This portion is filled with great drama, Moses leads the Israelites to cross the Reed Sea. They sing the song of liberation (the mi chamocha in the prayer book), Miriam dances and the journey begins. God, we are told, leads the Israelites a long way around and they arrive at the shore of the sea only to know that Pharaoh’s army approaches. They seem paralyzed, and doubt creeps into their collective minds. Maybe, they say, it was better in Egypt (14:12,13). It is then that the miracle of the sea splitting takes place (14:15ff).
The Midrash has a take eon this scene. From Shemot Rabbah 8:2 comes the question of why are these people standing around and praying. There is time to shorten prayers, after all, the enemy approaches. “Tell the Children of Israel to go forward”. In another famous passage from Talmud, Nachshon boldly enters the sea, and as he does, the sea splits. (Babylonian Talmud Sotah 37a)

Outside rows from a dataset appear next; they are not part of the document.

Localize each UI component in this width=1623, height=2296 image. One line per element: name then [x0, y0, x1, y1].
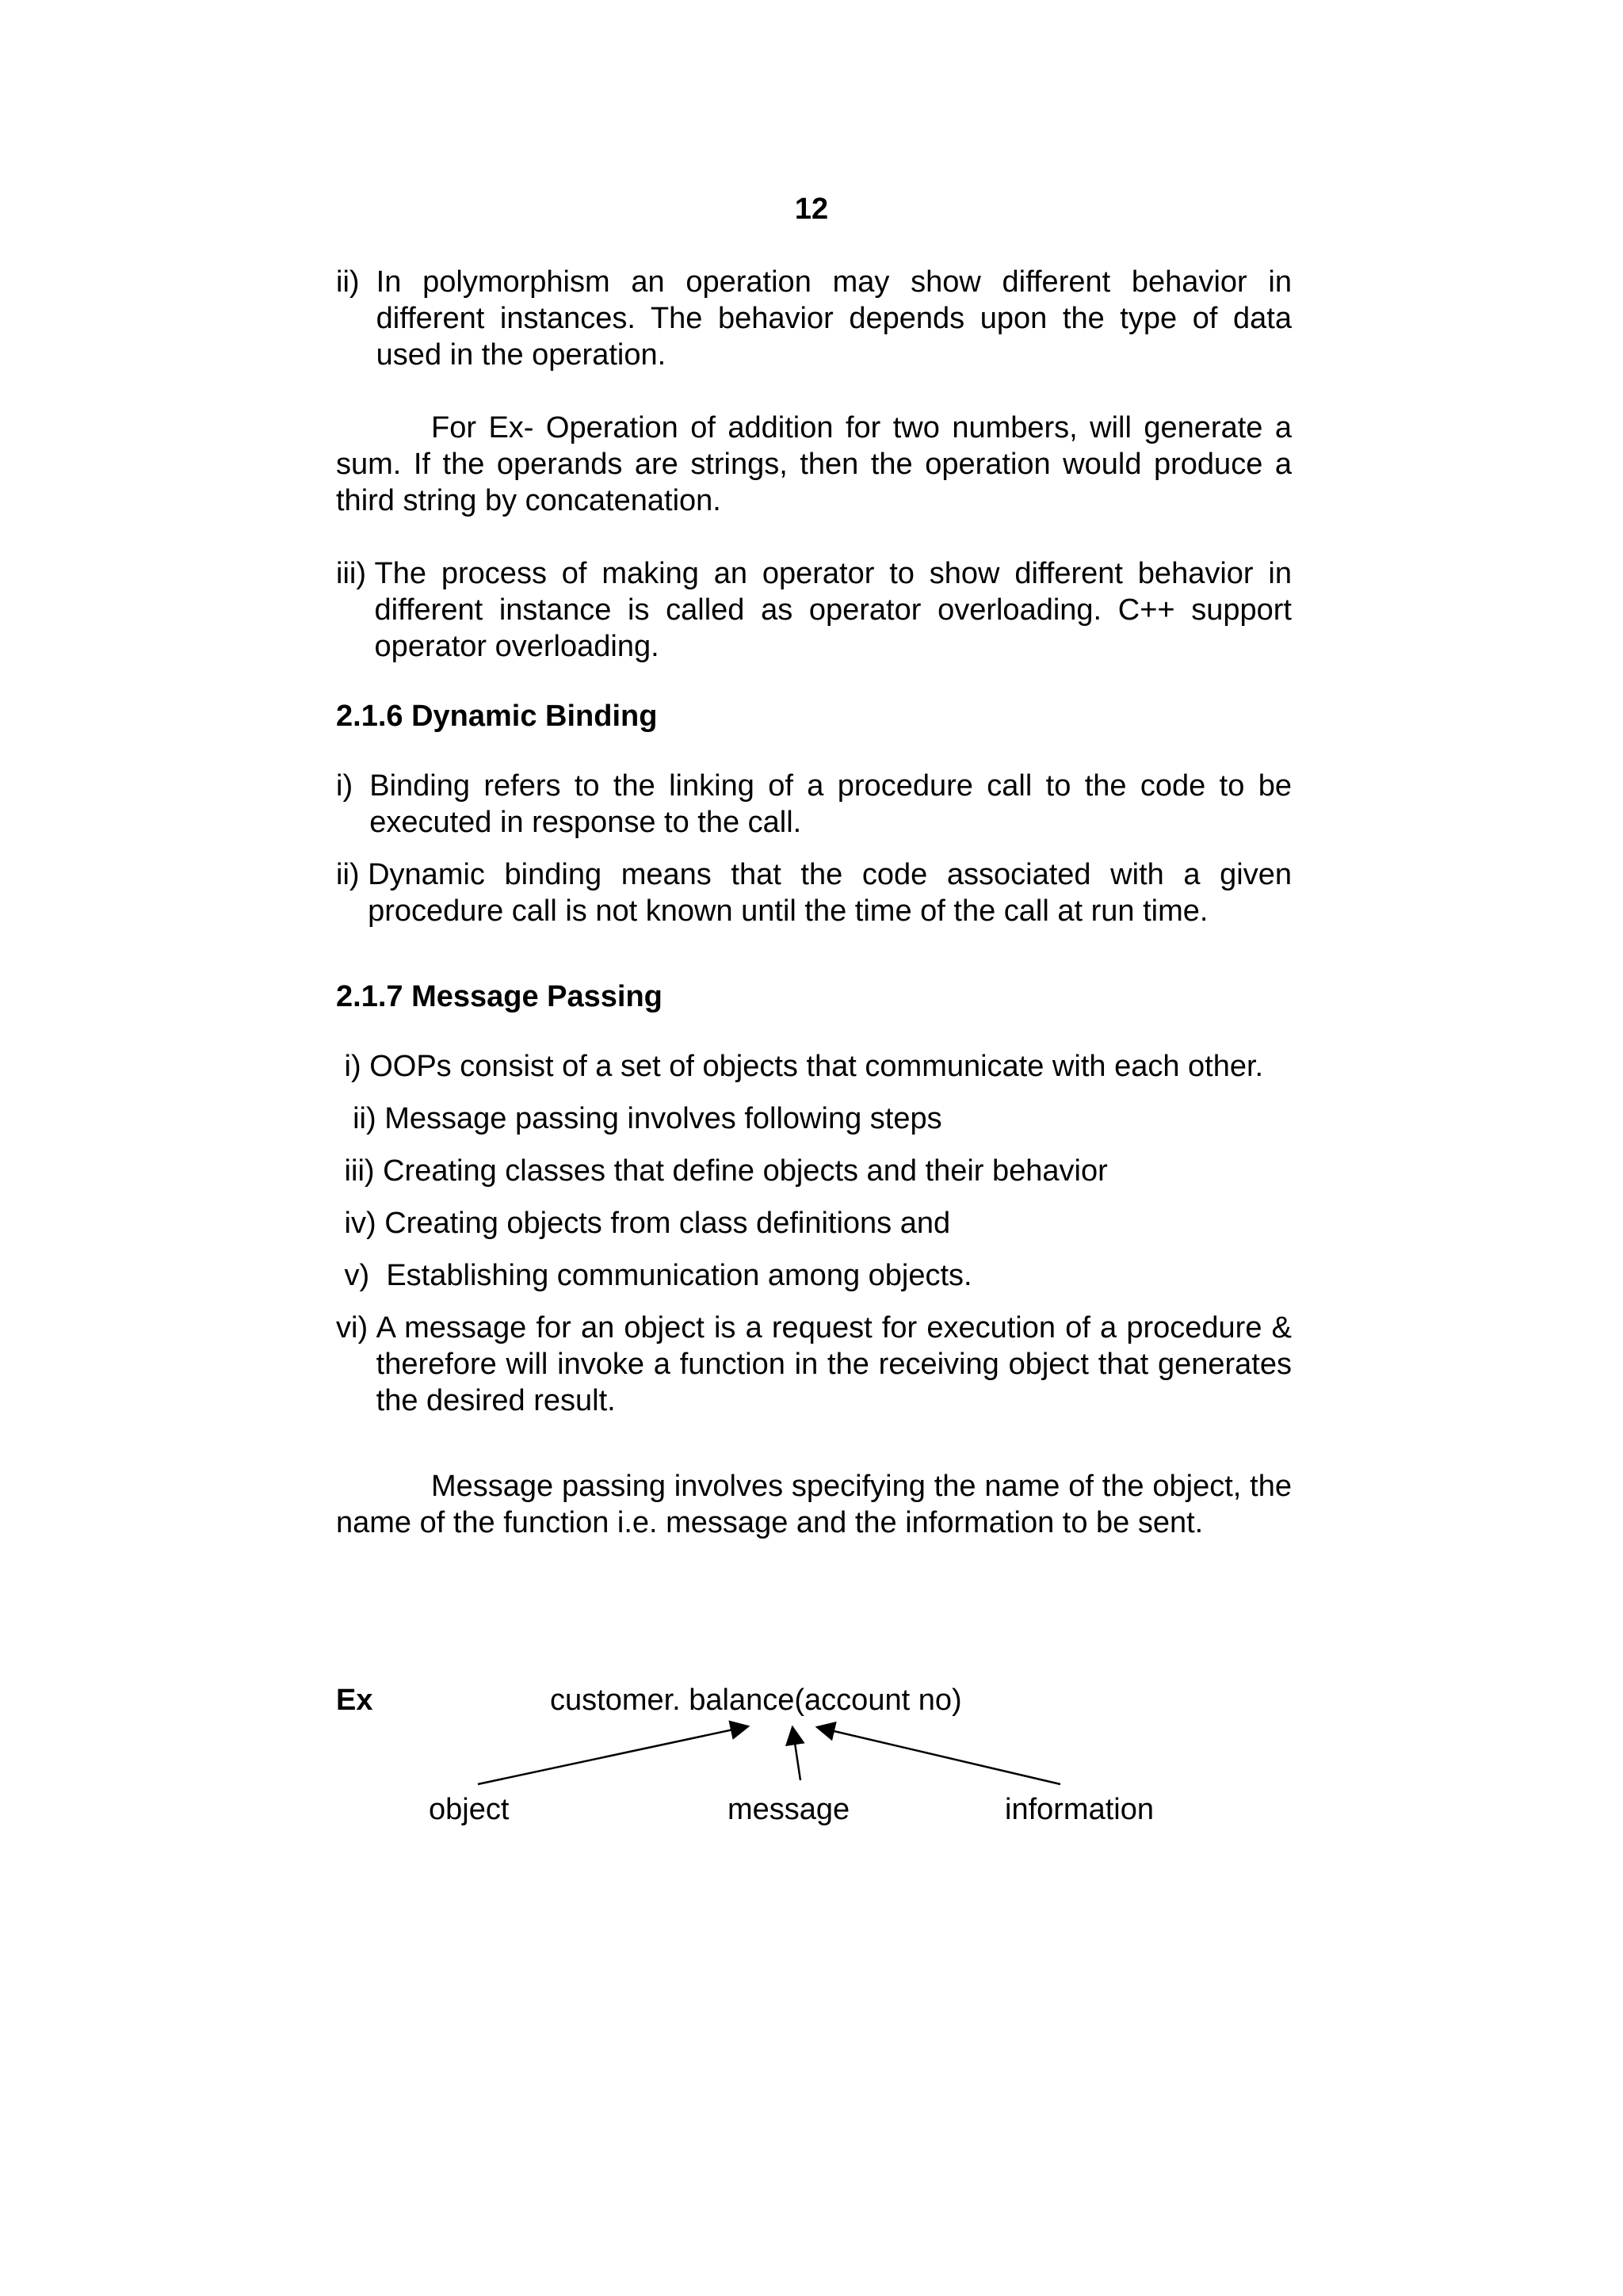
information-arrow — [817, 1727, 1060, 1784]
object-arrow — [478, 1726, 748, 1784]
polymorphism-example-paragraph: For Ex- Operation of addition for two numbers, will generate a sum. If the operands are strings, then the operation would produce a third string by concatenation. — [336, 411, 1292, 517]
list-marker: ii) — [336, 1102, 385, 1135]
list-marker: iii) — [336, 557, 366, 590]
list-marker: i) — [336, 1050, 370, 1083]
list-marker: vi) — [336, 1311, 376, 1344]
list-item-text: Establishing communication among objects. — [386, 1259, 972, 1292]
message-arrow — [792, 1727, 800, 1780]
polymorphism-ii-text: In polymorphism an operation may show different behavior in different instances. The behavior depends upon the type of data used in the operation. — [376, 265, 1292, 372]
list-marker: ii) — [336, 265, 360, 299]
message-label: message — [727, 1793, 850, 1826]
list-marker: i) — [336, 769, 370, 803]
example-code: customer. balance(account no) — [550, 1684, 962, 1717]
polymorphism-item-ii — [336, 264, 1292, 373]
polymorphism-iii-text: The process of making an operator to show different behavior in different instance is called as operator overloading. C++ support operator overloading. — [374, 557, 1292, 663]
list-marker: iii) — [336, 1154, 384, 1188]
list-item-text — [376, 264, 1292, 373]
list-item — [336, 1205, 1292, 1241]
list-item-text: Creating classes that define objects and their behavior — [383, 1154, 1108, 1188]
page-content — [336, 264, 1292, 1541]
information-label: information — [1005, 1793, 1154, 1826]
list-item-text: Binding refers to the linking of a procedure call to the code to be executed in response to the call. — [369, 769, 1292, 839]
polymorphism-item-iii — [336, 555, 1292, 665]
list-item — [336, 1257, 1292, 1294]
page-number: 12 — [794, 193, 829, 226]
object-label: object — [429, 1793, 510, 1826]
list-marker: ii) — [336, 858, 369, 891]
message-passing-summary: Message passing involves specifying the name of the object, the name of the function i.e. message and the information to be sent. — [336, 1470, 1292, 1539]
list-item — [336, 1100, 1292, 1137]
list-item — [336, 856, 1292, 929]
section-heading-dynamic-binding: 2.1.6 Dynamic Binding — [336, 700, 658, 733]
list-marker: v) — [336, 1259, 387, 1292]
list-item-text: A message for an object is a request for execution of a procedure & therefore will invoke a function in the receiving object that generates the desired result. — [376, 1311, 1292, 1417]
example-label: Ex — [336, 1684, 373, 1717]
list-item-text: Dynamic binding means that the code associated with a given procedure call is not known until the time of the call at run time. — [368, 858, 1292, 928]
list-item-text: Message passing involves following steps — [384, 1102, 942, 1135]
list-item — [336, 1048, 1292, 1085]
list-item — [336, 1310, 1292, 1419]
list-item-text: OOPs consist of a set of objects that communicate with each other. — [369, 1050, 1264, 1083]
section-heading-message-passing: 2.1.7 Message Passing — [336, 980, 663, 1013]
list-item — [336, 768, 1292, 841]
list-marker: iv) — [336, 1207, 385, 1240]
list-item — [336, 1153, 1292, 1189]
list-item-text: Creating objects from class definitions and — [384, 1207, 951, 1240]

Yes, there are times in life when action is demanded. Prayer is nice, but there are times when the status quo will not do. There is, in these moments of movement, a need for faith. Indeed, faith for us is really a matter of trust, trust in our own self that the future is where we must go, for to stay the same, means stagnation of self and soul. This can be a challenge now for many of us. The pandemic seems to have put us all on hold. Some have expressed the sadness that they have lost a year of life, a year and time that they can never get back.
But even in this time, we move forward. Time does not stand still. Neither can we. Like the Israelites as they stepped into their future, they did not know what really would happen. They had the courage of leadership, the fear of an enemy and the faith in God. It takes courage to move forward, even in these times. The wilderness of isolation and loneliness can be devastating. Yet, maybe we can learn from this portion that to dwell on what was prevents us from moving to what may be.